$62 million bond formalized with voestalpine
by Matt Shinall
Mar 28, 2013 | 4776 views | 0 0 comments | 16 16 recommendations | email to a friend | print
As the first building goes up at Highland 75, so has interest in the 707-acre master-planned industrial park.

Industrial prospects and site-selection consultants have expressed increased interest in the economic development project jointly funded by the city of Cartersville and Bartow County. The Cartersville-Bartow County Department of Economic Development promotes and maintains the park located on Cass-White Road.

“It’s rocking and rolling out there,” said Existing Industry Director Rachel Rowell, referring to prospects interested in Highland 75. “It’s getting a lot of attention with the state, we’ve been showing it quite a bit to prospects and construction on voestalpine is moving along pretty well. Bartow County is out there now working on the road project and they are working very quickly at it too, which will be appreciated by the company.”

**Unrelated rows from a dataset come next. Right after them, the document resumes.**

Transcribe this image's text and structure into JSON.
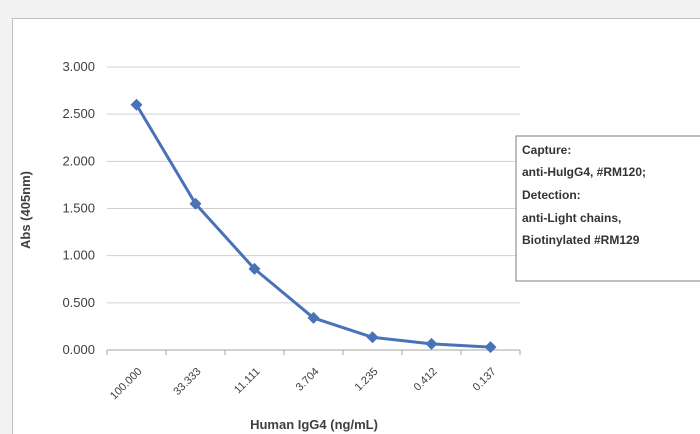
{
  "chart_data": {
    "type": "line",
    "categories": [
      "100.000",
      "33.333",
      "11.111",
      "3.704",
      "1.235",
      "0.412",
      "0.137"
    ],
    "series": [
      {
        "values": [
          2.6,
          1.55,
          0.86,
          0.34,
          0.135,
          0.065,
          0.03
        ]
      }
    ],
    "ylim": [
      0,
      3
    ],
    "yticks": [
      "0.000",
      "0.500",
      "1.000",
      "1.500",
      "2.000",
      "2.500",
      "3.000"
    ],
    "xlabel": "Human IgG4 (ng/mL)",
    "ylabel": "Abs (405nm)",
    "grid": true,
    "marker": "diamond",
    "color": "#4a72b8",
    "annotation": {
      "lines": [
        "Capture:",
        "anti-HuIgG4, #RM120;",
        "Detection:",
        "anti-Light chains,",
        "Biotinylated #RM129"
      ],
      "placement": "right"
    }
  }
}
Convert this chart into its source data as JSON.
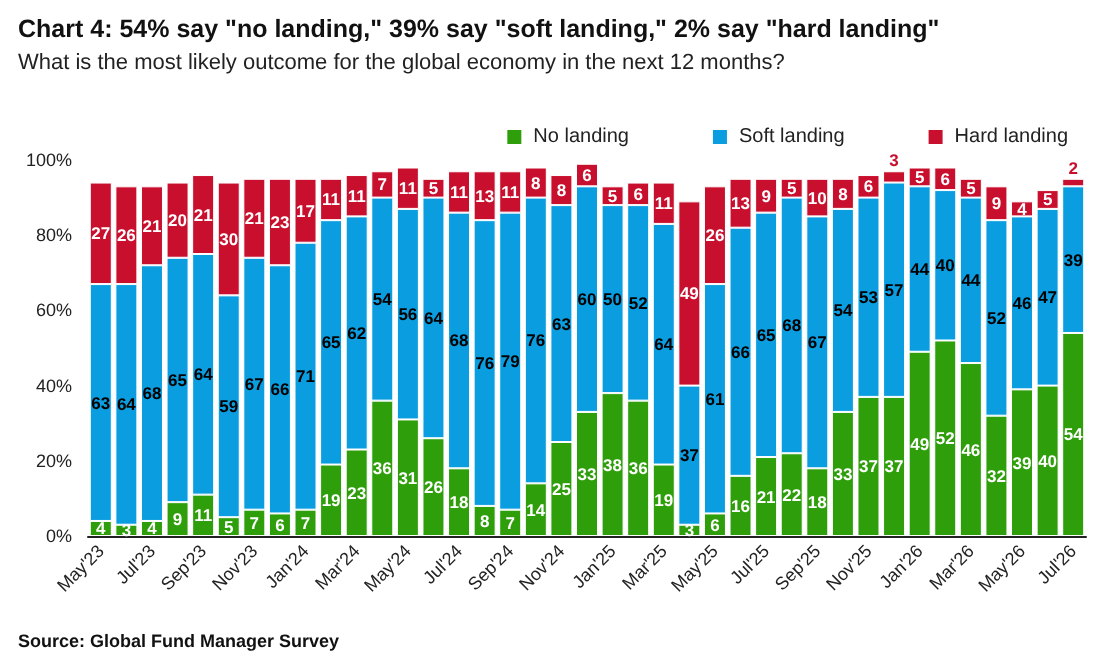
{
  "chart_data": {
    "type": "bar",
    "title": "Chart 4: 54% say \"no landing,\" 39% say \"soft landing,\" 2% say \"hard landing\"",
    "subtitle": "What is the most likely outcome for the global economy in the next 12 months?",
    "annotations": [
      "Source: Global Fund Manager Survey"
    ],
    "categories": [
      "May'23",
      null,
      "Jul'23",
      null,
      "Sep'23",
      null,
      "Nov'23",
      null,
      "Jan'24",
      null,
      "Mar'24",
      null,
      "May'24",
      null,
      "Jul'24",
      null,
      "Sep'24",
      null,
      "Nov'24",
      null,
      "Jan'25",
      null,
      "Mar'25",
      null,
      "May'25",
      null,
      "Jul'25",
      null,
      "Sep'25",
      null,
      "Nov'25",
      null,
      "Jan'26",
      null,
      "Mar'26",
      null,
      "May'26",
      null,
      "Jul'26"
    ],
    "series": [
      {
        "name": "No landing",
        "color": "#2e9e0a",
        "values": [
          4,
          3,
          4,
          9,
          11,
          5,
          7,
          6,
          7,
          19,
          23,
          36,
          31,
          26,
          18,
          8,
          7,
          14,
          25,
          33,
          38,
          36,
          19,
          3,
          6,
          16,
          21,
          22,
          18,
          33,
          37,
          37,
          49,
          52,
          46,
          32,
          39,
          40,
          54
        ]
      },
      {
        "name": "Soft landing",
        "color": "#0a9ee0",
        "values": [
          63,
          64,
          68,
          65,
          64,
          59,
          67,
          66,
          71,
          65,
          62,
          54,
          56,
          64,
          68,
          76,
          79,
          76,
          63,
          60,
          50,
          52,
          64,
          37,
          61,
          66,
          65,
          68,
          67,
          54,
          53,
          57,
          44,
          40,
          44,
          52,
          46,
          47,
          39
        ]
      },
      {
        "name": "Hard landing",
        "color": "#c8102e",
        "values": [
          27,
          26,
          21,
          20,
          21,
          30,
          21,
          23,
          17,
          11,
          11,
          7,
          11,
          5,
          11,
          13,
          11,
          8,
          8,
          6,
          5,
          6,
          11,
          49,
          26,
          13,
          9,
          5,
          10,
          8,
          6,
          3,
          5,
          6,
          5,
          9,
          4,
          5,
          2
        ]
      }
    ],
    "stacked": true,
    "data_labels": true,
    "legend": "top right",
    "grid": false,
    "ylim": [
      0,
      100
    ],
    "yticks": [
      {
        "value": 0,
        "label": "0%"
      },
      {
        "value": 20,
        "label": "20%"
      },
      {
        "value": 40,
        "label": "40%"
      },
      {
        "value": 60,
        "label": "60%"
      },
      {
        "value": 80,
        "label": "80%"
      },
      {
        "value": 100,
        "label": "100%"
      }
    ]
  }
}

Roads are being put in place now for acess to the voestalpine site currently under construction. Voestalpine is an Austrian steel company with a metal-stamping division manufacturing parts for the automotive industry. The metal-stamping division is building a $62 million facility in Bartow’s Highland 75.

While a memorandum of understanding was signed in August, the Cartersville-Bartow County Joint Development Authority and the Second Joint Development Authority approved an amendment Tuesday for additional site work and easements for drainage before the Second JDA again formally approved the issuance of $62 million in bonds for the financing of site development and building construction.

Upon completion, the voestalpine Stamptec Division will employ about 220 people at the Bartow site.

To ensure the leads generated and enhanced by voestalpine’s construction activity are supported in their research efforts, the JDA also approved Tuesday a new phase one environmental report on all 707 acres of Highland 75. Bids from two companies were received with the price for environmental studies of varying sizes where the authority discussed whether to have a study completed for the 32 acres owned by voestalpine, the 205 acres comprising phase one of the park or the entire 707 acres. JDA members approved the low bid for studying the entire park for $2,600.

“During some of the recent activity we’ve had, in meeting with consultants all of them have been pleased with the level of information with respect to archeology, geo-tech and other studies,” said Assistant City Attorney Keith Lovell. “But one of the comments we’ve heard is that they prefer to have basic environmental studies on a three- to four-year cycle just to show that we don’t have a 10-year-old study and that we don’t know what’s happened on the property since then. Also, one of the things voestalpine has requested as a part of due diligence is an update on their property within phase 1, which this would include.”

Additional property development work was approved for a total of $200,000 to complete necessary geo-technical studies, surveying and soil tests.

The authority also approved economic development staff to execute scheduled payments throughout 2013 according to a prepared debt-service worksheet with the approval of the JDA treasurer.